Maharaj’s lawyers filed the injunction application yesterday, after DPP Roger Gaspard, SC, failed to respond to several requests over the issue, last week. In the application, Maharaj is contending that the High Court has the power to make orders to protect the rights of citizens pending the determination of their lawsuits over their fundamental constitutional rights.
The application is expected to be heard by High Court Judge Frank Seepersad at 1 pm today. Maharaj’s most recent request for a stay of criminal charges came hours after police executed a second search warrant at the compound of the SDMS’s media company Central Broadcasting Services, last Thursday.
The first was executed in April after Maharaj made a series of incendiary statements on his Maha Sabha Strikes Back programme on TV Jaagriti on April 15. Maharaj claimed that citizens living in Tobago were lazy and labelled the men as rapists.
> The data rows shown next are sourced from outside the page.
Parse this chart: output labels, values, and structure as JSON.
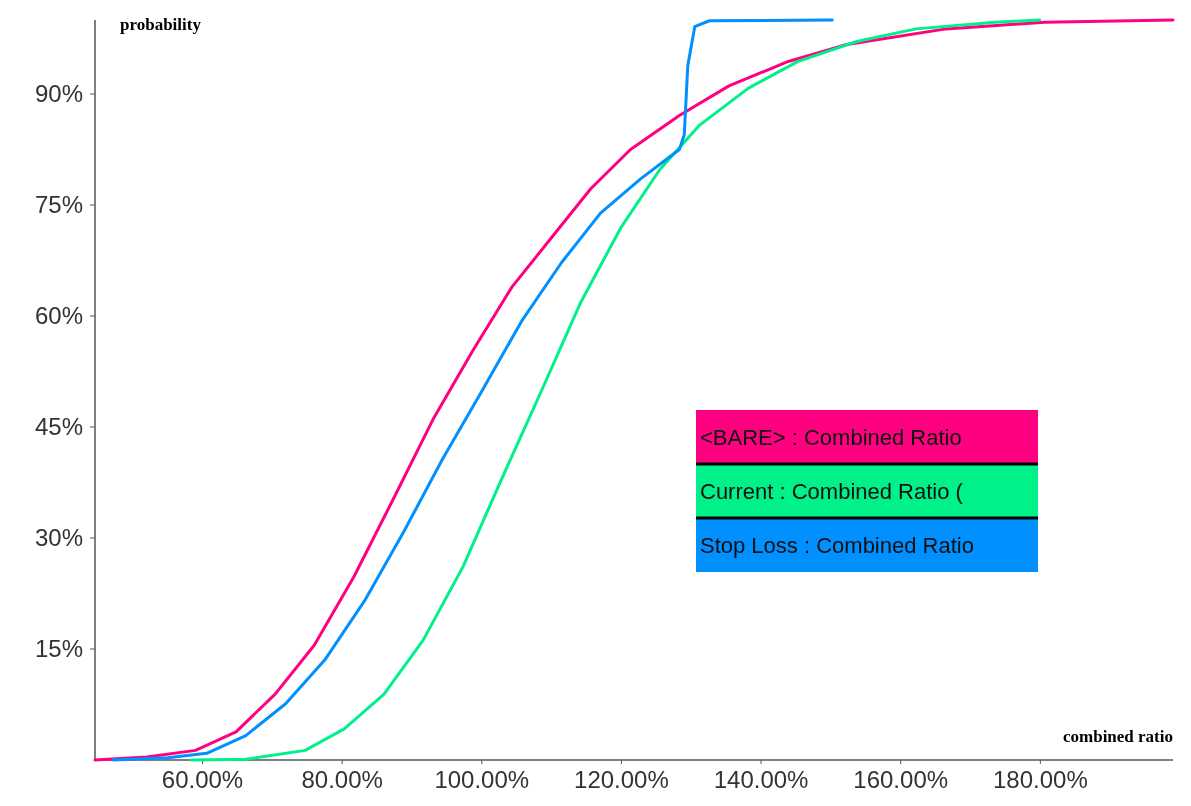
{
  "chart_data": {
    "type": "line",
    "xlabel": "combined ratio",
    "ylabel": "probability",
    "xlim": [
      44.6,
      199
    ],
    "ylim": [
      0,
      100
    ],
    "xticks": [
      {
        "value": 60,
        "label": "60.00%"
      },
      {
        "value": 80,
        "label": "80.00%"
      },
      {
        "value": 100,
        "label": "100.00%"
      },
      {
        "value": 120,
        "label": "120.00%"
      },
      {
        "value": 140,
        "label": "140.00%"
      },
      {
        "value": 160,
        "label": "160.00%"
      },
      {
        "value": 180,
        "label": "180.00%"
      }
    ],
    "yticks": [
      {
        "value": 15,
        "label": "15%"
      },
      {
        "value": 30,
        "label": "30%"
      },
      {
        "value": 45,
        "label": "45%"
      },
      {
        "value": 60,
        "label": "60%"
      },
      {
        "value": 75,
        "label": "75%"
      },
      {
        "value": 90,
        "label": "90%"
      }
    ],
    "grid": false,
    "legend": "right",
    "marker": "none",
    "line_style": "solid",
    "series": [
      {
        "name": "<BARE> : Combined Ratio",
        "color": "#ff0080",
        "x": [
          44.6,
          52,
          59,
          64.8,
          70.4,
          76,
          81.7,
          87.4,
          93,
          98.7,
          104.3,
          110,
          115.6,
          121.3,
          128.3,
          135.4,
          143.9,
          152.3,
          166.5,
          180.6,
          199
        ],
        "values": [
          0,
          0.4,
          1.3,
          3.8,
          8.9,
          15.5,
          24.8,
          35.4,
          46,
          55.3,
          63.9,
          70.6,
          77.2,
          82.5,
          87.1,
          91.1,
          94.4,
          96.7,
          98.8,
          99.7,
          100
        ]
      },
      {
        "name": "Current : Combined Ratio (",
        "color": "#00f08a",
        "x": [
          58.4,
          66.2,
          74.7,
          80.3,
          86,
          91.6,
          97.3,
          102.9,
          108.6,
          114.2,
          119.9,
          125.5,
          131.2,
          138.2,
          145.3,
          153.7,
          162.2,
          173.5,
          179.9
        ],
        "values": [
          0,
          0.1,
          1.3,
          4.2,
          8.9,
          16.2,
          26.1,
          38.1,
          50,
          61.9,
          71.9,
          79.8,
          85.8,
          90.8,
          94.4,
          97.1,
          98.8,
          99.7,
          100
        ]
      },
      {
        "name": "Stop Loss : Combined Ratio",
        "color": "#0090ff",
        "x": [
          47.2,
          55,
          60.6,
          66.2,
          71.9,
          77.5,
          83.2,
          88.8,
          94.4,
          100.1,
          105.7,
          111.4,
          117,
          122.7,
          128.3,
          129,
          129.5,
          130.5,
          132.6,
          150.2
        ],
        "values": [
          0,
          0.3,
          0.9,
          3.3,
          7.6,
          13.5,
          21.5,
          30.8,
          40.7,
          50,
          59.3,
          67.2,
          73.9,
          78.5,
          82.5,
          84.5,
          93.8,
          99.1,
          99.9,
          100
        ]
      }
    ]
  }
}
The Telecommunications Authority of T&T (TATT) issued a warning to Maharaj and the company over the comments, which is now being challenged by them in a separate lawsuit. Maharaj and the company have also initiated legal proceedings against the T&T Police Service (TTPS) over failing to disclose the warrant used for the search.
In a constitutional motion lawsuit, Maharaj’s lawyers are claiming that the legislation, which was passed in 1920 and amended several times, between 1961 and 1976, breached citizens’ constitutional rights to freedom of thought and expression, freeadom of the press and freedom of association and assembly.